La «familiphobie»

Mario Roy
La Presse

Un nouveau terme est né, la «familiphobie», qui a fait descendre au moins 100 000 citoyens dans les rues de Paris et de Lyon, hier. Ces marches étaient organisées par le mouvement «Manif pour tous», créé pour lutter contre le mariage gai, légalisé en France en mai 2013 malgré l'opposition. En ciblant cette nouvelle phobie, le mouvement étend son combat à tout ce qu'il estime être une menace pour la famille.

Et des menaces, il en voit plusieurs. La procréation médicalement assistée accessible aux couples lesbiens. Le recours aux mères porteuses. L'introduction à l'école de la théorie dite du genre.

Sommes-nous là en présence d'un Tea Party français, comme l'affirme le ministre de l'Intérieur, Manuel Valls? Pas exactement. Le mouvement français est de nature strictement morale. Et l'Église catholique est ouvertement impliquée dans «Manif pour tous»... sans cependant faire obstacle à l'oecuménisme: hier, les musulmans étaient nombreux à la tête de la manifestation pour dénoncer les unions homosexuelles.

***

Il ne faut pas prendre l'affaire à la légère: ce courant ultraconservateur possède des racines profondes en France. Au Québec, hypnotisés que nous sommes par les excès de la droite chez nos voisins du Sud, il est facile d'oublier que l'Europe a été aux XIXe et XXe siècles le berceau des doctrines extrêmes. Or, «Manif pour tous» a mobilisé à plusieurs reprises depuis 18 mois des foules considérables et compte sur des appuis ailleurs en Europe. Le mouvement a tendance à entraîner dans son sillage des groupuscules assez nauséabonds, racistes, homophobes et potentiellement violents. Hier, par exemple, la police a interpellé 12 militants du Groupe Union Défense (GUD), une mouvance étudiante réputée pratiquer l'intimidation et l'assaut.

Et la «familiphobie», elle? Un épouvantail, affirme-t-on dans les officines ministérielles du gouvernement Ayrault.

Non, l'élargissement de l'accès à la procréation assistée et aux mères porteuses (la gestation par autrui, dans le jargon bureaucratique) n'est pas au menu du projet de loi sur la famille qui sera bientôt déposé. Quant à la théorie dite du genre, non, elle n'a pas gangrené les écoles par le biais d'un programme scolaire que «Manif pour tous» assimile aux gender studies à l'américaine et à certaines théories abracadabrantes sur l'identité sexuelle. Comme épouvantail, on ne trouve pas mieux, en effet!

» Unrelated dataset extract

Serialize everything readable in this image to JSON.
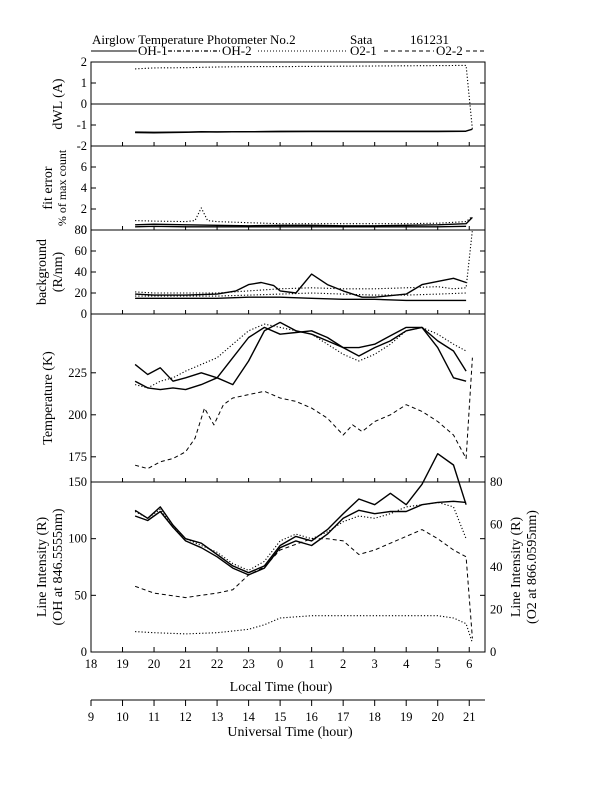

Politiquement, cette contestation met un peu tout le monde dans l'embarras. À droite, l'Union pour un mouvement populaire (UMP) doit se méfier à la fois de la désertion d'une partie de son électorat et d'une trop grande proximité avec cette sorte de «rue». Chez les socialistes, on voit encore une fois le président François Hollande bousculé, ce dont il n'a vraiment pas besoin...

Les enjeux sociétaux, nous-mêmes ne le savons que trop bien, ne font pas bon ménage avec la politique politicienne.